Applied to two logics as an interface and allowing for:

  1. Opposing or contradictory wff’s to be believed simultaneously without contradiction in the logic (like considering two alternatives).
  2. Hegel’s critics unfairly criticized the Science of Logic as permitting outright contradictions (which renders a logic useless for science which minimally requires falsification/falsifiability)
  3. The module also permits reasoning about epistemic transitions between logics (or theses - theory change).
  4. Hegel’s critics were unfair to his views and we see how the simple addition of an epistemic abstraction layer removes some of the perceived wonkiness of his view - many early thinkers read the dialectic as ~(P & ~P) > (P & ~P).
  5. A stepping stone to a better way of analyzing these considerations (which propositional stability captures).

Tracking Changing Thinking Patterns

Classical Logic is well-known to be limited in at least the following two ways:

  1. It's monotonic - information change does not impact changes in truth-determination - e.g. (P > Q) does not entail (~P > ~Q) ((A > C) & (A & B > D)) > (A & B > C & D) - Classical Logic is best-suited for perfect idealizations - perfect knowledge, lack of ambiguity, or epistemic states rather than real-life scenarios where information is changing, dynamic, and our knowledge limited.

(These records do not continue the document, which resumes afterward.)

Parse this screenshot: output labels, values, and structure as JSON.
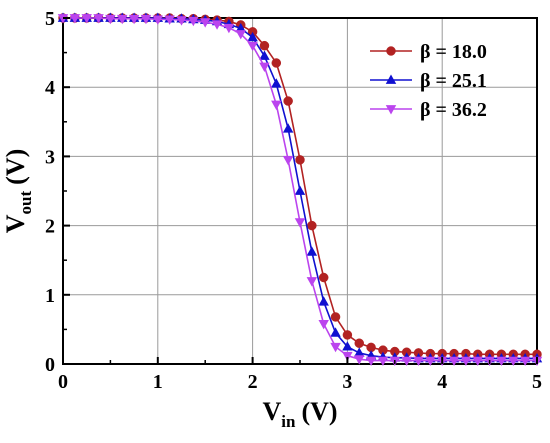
{
  "chart_data": {
    "type": "line",
    "title": "",
    "xlabel": {
      "main": "V",
      "sub": "in",
      "unit": "(V)"
    },
    "ylabel": {
      "main": "V",
      "sub": "out",
      "unit": "(V)"
    },
    "xlim": [
      0,
      5
    ],
    "ylim": [
      0,
      5
    ],
    "xticks": [
      "0",
      "1",
      "2",
      "3",
      "4",
      "5"
    ],
    "yticks": [
      "0",
      "1",
      "2",
      "3",
      "4",
      "5"
    ],
    "grid": true,
    "legend_position": "top-right",
    "x": [
      0,
      0.125,
      0.25,
      0.375,
      0.5,
      0.625,
      0.75,
      0.875,
      1.0,
      1.125,
      1.25,
      1.375,
      1.5,
      1.625,
      1.75,
      1.875,
      2.0,
      2.125,
      2.25,
      2.375,
      2.5,
      2.625,
      2.75,
      2.875,
      3.0,
      3.125,
      3.25,
      3.375,
      3.5,
      3.625,
      3.75,
      3.875,
      4.0,
      4.125,
      4.25,
      4.375,
      4.5,
      4.625,
      4.75,
      4.875,
      5.0
    ],
    "series": [
      {
        "name": "β = 18.0",
        "color": "#b22222",
        "marker": "circle",
        "values": [
          5.0,
          5.0,
          5.0,
          5.0,
          5.0,
          5.0,
          5.0,
          5.0,
          5.0,
          5.0,
          4.99,
          4.99,
          4.98,
          4.97,
          4.95,
          4.9,
          4.8,
          4.6,
          4.35,
          3.8,
          2.95,
          2.0,
          1.25,
          0.68,
          0.42,
          0.3,
          0.24,
          0.2,
          0.18,
          0.17,
          0.16,
          0.15,
          0.15,
          0.15,
          0.15,
          0.14,
          0.14,
          0.14,
          0.14,
          0.14,
          0.14
        ]
      },
      {
        "name": "β = 25.1",
        "color": "#1010d0",
        "marker": "triangle-up",
        "values": [
          5.0,
          5.0,
          5.0,
          5.0,
          5.0,
          5.0,
          5.0,
          5.0,
          5.0,
          4.99,
          4.99,
          4.98,
          4.97,
          4.95,
          4.91,
          4.85,
          4.72,
          4.45,
          4.05,
          3.4,
          2.5,
          1.62,
          0.9,
          0.45,
          0.25,
          0.16,
          0.12,
          0.1,
          0.09,
          0.09,
          0.08,
          0.08,
          0.08,
          0.08,
          0.08,
          0.08,
          0.08,
          0.08,
          0.08,
          0.08,
          0.08
        ]
      },
      {
        "name": "β = 36.2",
        "color": "#bb44ee",
        "marker": "triangle-down",
        "values": [
          5.0,
          5.0,
          5.0,
          5.0,
          4.99,
          4.99,
          4.99,
          4.99,
          4.98,
          4.98,
          4.97,
          4.96,
          4.94,
          4.91,
          4.86,
          4.77,
          4.6,
          4.3,
          3.75,
          2.95,
          2.05,
          1.2,
          0.58,
          0.25,
          0.12,
          0.07,
          0.05,
          0.05,
          0.05,
          0.05,
          0.05,
          0.05,
          0.05,
          0.05,
          0.05,
          0.05,
          0.05,
          0.05,
          0.05,
          0.05,
          0.05
        ]
      }
    ]
  }
}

i. Note for instance the distinction the imperative logic condition IF p DO x (used in programming) and the material conditional IF p THEN q (in Classical Logic).

ii. Control-flow programming is also trivially a mixed-logic scenario - in that it combines Boolean as well as imperative logics to perform operations.

  1. It's bivalent - depending on one's view about truth-values, this is a bad thing - propositions are either true or they are false. They are not, for example, indeterminate (as under a Kleene 3-Value Logic).

One other potential advantage of this approach is to more-effectively model changes in the logic of one's thoughts rather than just the thoughts or beliefs themselves (which AGM, for example, captures).